La problématique attendait plutôt une solution sur ce type de licenciements et peut être des solutions de reclassement. Cette « restructuration » ampute l’État Français de 366 emplois direct, Michel Laboureur Délégué CGT Tabacol parle de 400 emplois supplémentaires indirects, soit la sous traitance liée à cette activité. Le cas du site de Carquefou est bien un licenciement boursier, malgré les profits en hausse Imperial Tobacco se restructure pour anticiper une baisse éventuelle de l'activité. En juillet, Imperial Tobacco annonce l'IPO d'une de ses filiales appelé Logica, société de transport liée à la holding, rappelons le, une IPO est une entrée en Bourse. Dans ce même temps les numéros 2 et 3 des cigarettiers américains annoncent une fusion et dans le cadre de la loi sur la concurrence ils doivent céder des actifs. IMPERIAL Tobacco les rachète mi-juillet de cette année.
Les dividendes ont augmentés de 10 points en 2013, on attend 2014 !
À ce jour, en 2014, l'action Imperial Tobacco affiche une augmentation en valeur de plus de 10 points largement aidée par l'annonce de la restructuration et du plan de licenciement, ces plans de licenciements font office de levier sur les cours, les marchés se réjouissent, les investissements donneront des fruits bien juteux. Même si les dividendes versés ont progressés de 10 point sur l'exercice comptable 2013 d'Imperial Tobacco, sur zonebourse.com on annonce : Cette restructuration vise à sauvegarder la compétitivité du fabricant de cigarettes, qui se dit confronté à "un important ralentissement de la demande de tabac, à l'accroissement de la pression réglementaire et à l'explosion de la contrebande et de la contrefaçon". C'est là l'argument principal du plan de licenciement.

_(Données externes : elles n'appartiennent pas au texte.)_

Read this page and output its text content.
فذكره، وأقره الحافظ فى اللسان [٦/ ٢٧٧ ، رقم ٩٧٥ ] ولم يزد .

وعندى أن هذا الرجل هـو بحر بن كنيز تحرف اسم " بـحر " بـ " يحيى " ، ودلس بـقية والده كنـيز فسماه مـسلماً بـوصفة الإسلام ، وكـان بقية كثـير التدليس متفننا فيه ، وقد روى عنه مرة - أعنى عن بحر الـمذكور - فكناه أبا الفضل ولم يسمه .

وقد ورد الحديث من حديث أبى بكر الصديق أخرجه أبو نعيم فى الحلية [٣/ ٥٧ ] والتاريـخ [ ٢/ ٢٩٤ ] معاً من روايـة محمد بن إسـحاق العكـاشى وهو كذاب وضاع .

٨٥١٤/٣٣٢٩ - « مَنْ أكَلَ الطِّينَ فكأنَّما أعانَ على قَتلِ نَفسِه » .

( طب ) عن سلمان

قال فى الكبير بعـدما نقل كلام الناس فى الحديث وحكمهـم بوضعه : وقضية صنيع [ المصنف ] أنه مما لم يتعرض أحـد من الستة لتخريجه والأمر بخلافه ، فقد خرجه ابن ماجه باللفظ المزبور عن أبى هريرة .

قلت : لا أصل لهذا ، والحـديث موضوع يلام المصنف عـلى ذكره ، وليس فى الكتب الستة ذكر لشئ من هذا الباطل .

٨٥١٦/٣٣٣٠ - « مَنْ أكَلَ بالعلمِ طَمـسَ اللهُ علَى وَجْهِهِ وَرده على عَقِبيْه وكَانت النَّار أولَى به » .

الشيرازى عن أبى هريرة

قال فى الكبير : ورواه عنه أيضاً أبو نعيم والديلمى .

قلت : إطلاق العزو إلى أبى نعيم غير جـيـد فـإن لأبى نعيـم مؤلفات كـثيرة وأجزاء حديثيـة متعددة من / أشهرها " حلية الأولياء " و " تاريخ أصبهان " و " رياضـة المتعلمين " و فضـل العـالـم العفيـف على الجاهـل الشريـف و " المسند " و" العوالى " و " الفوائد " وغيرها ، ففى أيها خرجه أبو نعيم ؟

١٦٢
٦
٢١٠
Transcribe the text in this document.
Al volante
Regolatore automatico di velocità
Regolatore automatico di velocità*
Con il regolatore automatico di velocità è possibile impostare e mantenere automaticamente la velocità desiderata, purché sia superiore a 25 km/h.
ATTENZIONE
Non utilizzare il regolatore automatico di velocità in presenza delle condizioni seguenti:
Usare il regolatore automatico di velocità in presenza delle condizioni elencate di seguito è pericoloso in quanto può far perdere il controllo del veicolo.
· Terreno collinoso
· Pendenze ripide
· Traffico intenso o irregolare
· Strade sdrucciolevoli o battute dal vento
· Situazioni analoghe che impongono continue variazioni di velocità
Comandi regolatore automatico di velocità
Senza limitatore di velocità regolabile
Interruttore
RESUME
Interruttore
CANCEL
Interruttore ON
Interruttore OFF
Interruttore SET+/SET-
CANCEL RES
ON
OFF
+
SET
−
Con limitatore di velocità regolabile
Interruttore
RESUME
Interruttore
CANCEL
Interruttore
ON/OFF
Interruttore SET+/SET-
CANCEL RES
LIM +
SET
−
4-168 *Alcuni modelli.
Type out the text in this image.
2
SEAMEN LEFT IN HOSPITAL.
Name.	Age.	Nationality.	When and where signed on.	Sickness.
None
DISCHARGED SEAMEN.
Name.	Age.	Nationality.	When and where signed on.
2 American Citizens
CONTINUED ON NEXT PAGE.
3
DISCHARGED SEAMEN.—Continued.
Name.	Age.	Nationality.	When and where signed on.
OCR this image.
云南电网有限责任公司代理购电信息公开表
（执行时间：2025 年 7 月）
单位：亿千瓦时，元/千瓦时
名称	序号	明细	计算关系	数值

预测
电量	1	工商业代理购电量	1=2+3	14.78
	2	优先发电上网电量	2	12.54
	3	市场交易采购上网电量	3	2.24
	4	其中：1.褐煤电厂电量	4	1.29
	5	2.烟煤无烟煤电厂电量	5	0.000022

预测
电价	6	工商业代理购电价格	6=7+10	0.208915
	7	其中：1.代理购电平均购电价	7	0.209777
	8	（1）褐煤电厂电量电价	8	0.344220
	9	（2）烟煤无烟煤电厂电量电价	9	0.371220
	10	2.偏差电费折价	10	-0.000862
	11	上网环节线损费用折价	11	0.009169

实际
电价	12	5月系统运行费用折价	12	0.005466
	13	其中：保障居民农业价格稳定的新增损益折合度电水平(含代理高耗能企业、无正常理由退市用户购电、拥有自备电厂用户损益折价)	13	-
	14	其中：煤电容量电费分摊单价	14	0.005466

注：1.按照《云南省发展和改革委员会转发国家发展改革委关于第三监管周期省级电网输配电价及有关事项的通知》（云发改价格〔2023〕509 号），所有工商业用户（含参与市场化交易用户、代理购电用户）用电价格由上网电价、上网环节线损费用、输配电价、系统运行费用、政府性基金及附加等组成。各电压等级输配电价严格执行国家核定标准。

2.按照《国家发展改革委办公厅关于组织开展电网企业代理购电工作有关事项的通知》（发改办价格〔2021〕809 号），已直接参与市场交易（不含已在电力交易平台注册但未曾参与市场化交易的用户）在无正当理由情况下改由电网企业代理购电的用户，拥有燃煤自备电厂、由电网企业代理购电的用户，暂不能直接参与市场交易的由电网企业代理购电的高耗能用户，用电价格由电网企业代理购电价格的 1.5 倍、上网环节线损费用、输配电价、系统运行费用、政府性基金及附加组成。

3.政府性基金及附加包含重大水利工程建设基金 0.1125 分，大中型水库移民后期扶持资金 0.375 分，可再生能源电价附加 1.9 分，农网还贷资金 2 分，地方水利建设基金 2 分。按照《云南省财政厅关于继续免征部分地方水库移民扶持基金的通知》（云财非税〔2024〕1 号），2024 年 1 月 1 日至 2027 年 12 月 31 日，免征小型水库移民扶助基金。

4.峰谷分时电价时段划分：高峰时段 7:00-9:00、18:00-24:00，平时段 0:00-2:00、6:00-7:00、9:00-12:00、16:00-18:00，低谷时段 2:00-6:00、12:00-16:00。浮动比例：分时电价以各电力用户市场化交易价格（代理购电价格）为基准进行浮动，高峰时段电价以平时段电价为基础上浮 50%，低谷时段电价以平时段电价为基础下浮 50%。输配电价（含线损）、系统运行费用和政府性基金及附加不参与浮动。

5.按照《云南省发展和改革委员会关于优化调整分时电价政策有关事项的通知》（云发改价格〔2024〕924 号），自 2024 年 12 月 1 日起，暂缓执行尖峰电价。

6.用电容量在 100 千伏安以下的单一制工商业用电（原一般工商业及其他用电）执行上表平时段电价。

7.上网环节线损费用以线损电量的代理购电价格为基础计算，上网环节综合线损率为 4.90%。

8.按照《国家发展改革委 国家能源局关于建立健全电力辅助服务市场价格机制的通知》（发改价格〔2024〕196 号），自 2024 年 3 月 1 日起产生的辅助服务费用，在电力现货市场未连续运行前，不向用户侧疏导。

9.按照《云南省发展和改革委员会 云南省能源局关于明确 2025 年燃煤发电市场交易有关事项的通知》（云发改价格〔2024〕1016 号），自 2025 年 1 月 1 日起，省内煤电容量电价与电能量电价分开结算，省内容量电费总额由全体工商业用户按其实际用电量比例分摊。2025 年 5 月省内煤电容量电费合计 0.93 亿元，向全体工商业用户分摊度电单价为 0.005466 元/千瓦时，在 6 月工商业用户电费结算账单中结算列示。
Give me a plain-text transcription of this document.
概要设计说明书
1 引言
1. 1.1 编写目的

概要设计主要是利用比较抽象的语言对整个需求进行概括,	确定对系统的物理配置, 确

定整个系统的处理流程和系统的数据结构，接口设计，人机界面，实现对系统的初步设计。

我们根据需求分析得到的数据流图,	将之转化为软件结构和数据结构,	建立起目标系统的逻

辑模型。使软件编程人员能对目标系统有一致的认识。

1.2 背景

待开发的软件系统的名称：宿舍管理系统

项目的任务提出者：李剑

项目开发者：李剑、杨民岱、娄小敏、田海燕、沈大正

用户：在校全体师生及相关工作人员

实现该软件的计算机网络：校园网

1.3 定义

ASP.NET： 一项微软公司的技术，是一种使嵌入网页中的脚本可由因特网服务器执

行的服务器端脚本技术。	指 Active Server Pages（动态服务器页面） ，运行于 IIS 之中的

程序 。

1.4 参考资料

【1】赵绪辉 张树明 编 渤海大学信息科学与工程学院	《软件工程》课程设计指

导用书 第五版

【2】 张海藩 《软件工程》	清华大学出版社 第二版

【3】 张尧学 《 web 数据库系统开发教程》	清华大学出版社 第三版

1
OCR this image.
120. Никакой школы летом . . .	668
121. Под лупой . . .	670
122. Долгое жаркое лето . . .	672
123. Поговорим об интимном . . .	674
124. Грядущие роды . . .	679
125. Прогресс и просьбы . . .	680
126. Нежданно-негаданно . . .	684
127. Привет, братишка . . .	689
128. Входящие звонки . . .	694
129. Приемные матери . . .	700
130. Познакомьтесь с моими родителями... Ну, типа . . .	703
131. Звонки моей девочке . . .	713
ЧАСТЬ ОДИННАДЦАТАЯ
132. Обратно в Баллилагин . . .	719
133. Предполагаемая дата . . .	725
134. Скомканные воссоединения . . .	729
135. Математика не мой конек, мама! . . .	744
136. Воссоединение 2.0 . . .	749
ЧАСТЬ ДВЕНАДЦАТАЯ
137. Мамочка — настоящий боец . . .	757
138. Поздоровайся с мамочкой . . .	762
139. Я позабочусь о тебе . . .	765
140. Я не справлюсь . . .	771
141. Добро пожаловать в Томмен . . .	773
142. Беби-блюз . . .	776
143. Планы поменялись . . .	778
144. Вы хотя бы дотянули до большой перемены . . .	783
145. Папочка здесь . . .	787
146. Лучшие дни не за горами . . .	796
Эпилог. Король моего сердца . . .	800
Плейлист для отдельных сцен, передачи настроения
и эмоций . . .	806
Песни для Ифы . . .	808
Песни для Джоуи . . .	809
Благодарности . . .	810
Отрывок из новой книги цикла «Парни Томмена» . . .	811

Sous traitance des relations presse
J'ai cherché à joindre la direction et son service presse à Paris, l'assistante de Mme Audibert a pris mon message mais c'est une voix masculine qui me rappelle. Alors surpris on me répond que c'est Pyksis une agence de communication qui est en charge des relations avec la presse. Seita sous-traite ses excuses et dépense beaucoup d'argent pour faire face à l'indignation généralisée et parfois feinte des politiques. Politiques qui n'assument pas, ils sont « désarmés », « impuissants », alors est-ce le concierge de l'assemblée nationale qui a voté tout seul la loi ANI le 09 avril 2013 ?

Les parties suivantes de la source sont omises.